Tabby organizes the models within a directory. This document provides an explanation of the necessary contents for supporting model serving. A minimal Tabby model directory should include the following contents:
tabby.json
ggml/model-00001-of-00001.gguf
This file provides meta information about the model. An example file appears as follows:
{
"prompt_template": "<PRE>{prefix}<SUF>{suffix}<MID>",
"chat_template": "<s>{% for message in messages %}{% if message['role'] == 'user' %}{{ '[INST] ' + message['content'] + ' [/INST]' }}{% elif message['role'] == 'assistant' %}{{ message['content'] + '</s> ' }}{% endif %}{% endfor %}",
}
The prompt_template field is optional. When present, it is assumed that the model supports FIM inference.

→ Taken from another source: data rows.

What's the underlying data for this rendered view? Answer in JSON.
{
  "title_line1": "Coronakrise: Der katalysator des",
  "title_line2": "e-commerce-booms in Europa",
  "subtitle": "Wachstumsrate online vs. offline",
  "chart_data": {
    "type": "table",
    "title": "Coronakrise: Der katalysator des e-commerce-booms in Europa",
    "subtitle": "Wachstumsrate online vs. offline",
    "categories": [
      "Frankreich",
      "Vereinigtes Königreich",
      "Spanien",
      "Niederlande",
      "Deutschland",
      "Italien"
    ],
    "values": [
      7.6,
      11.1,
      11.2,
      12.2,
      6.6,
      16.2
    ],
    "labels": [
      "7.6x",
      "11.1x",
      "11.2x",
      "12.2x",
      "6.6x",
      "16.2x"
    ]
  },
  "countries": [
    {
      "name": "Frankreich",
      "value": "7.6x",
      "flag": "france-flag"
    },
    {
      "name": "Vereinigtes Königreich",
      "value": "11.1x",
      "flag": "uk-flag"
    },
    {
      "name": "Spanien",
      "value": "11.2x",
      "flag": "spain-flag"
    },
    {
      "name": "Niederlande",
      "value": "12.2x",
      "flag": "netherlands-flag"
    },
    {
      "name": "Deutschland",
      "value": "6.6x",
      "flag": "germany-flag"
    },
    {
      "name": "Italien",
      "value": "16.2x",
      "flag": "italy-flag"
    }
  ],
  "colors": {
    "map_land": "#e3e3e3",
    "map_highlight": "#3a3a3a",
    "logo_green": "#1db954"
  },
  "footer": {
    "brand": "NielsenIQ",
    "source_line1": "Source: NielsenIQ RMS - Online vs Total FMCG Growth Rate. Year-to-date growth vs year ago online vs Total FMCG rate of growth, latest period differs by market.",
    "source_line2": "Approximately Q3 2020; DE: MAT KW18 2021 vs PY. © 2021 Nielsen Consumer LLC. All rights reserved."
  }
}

One example for the prompt_template is <PRE>{prefix}<SUF>{suffix}<MID>
. In this format, {prefix}
and {suffix}
will be replaced with their corresponding values, and the entire prompt will be fed into the LLM.
The chat_template field is optional. When it is present, it is assumed that the model supports an instruct/chat-style interaction, and can be passed to --chat-model
.
This directory contains binary files used by the llama.cpp inference engine.
Tabby utilizes GGML for inference on cpu
, cuda
and metal
devices.
Tabby saves GGUF model files in the format model-{index}-of-{count}.gguf
, following the llama.cpp naming convention.
Please note that the index is 1-based,
by default, Tabby names a single file model as model-00001-of-00001.gguf
.
For more details about GGUF models, please refer to the instructions in llama.cpp.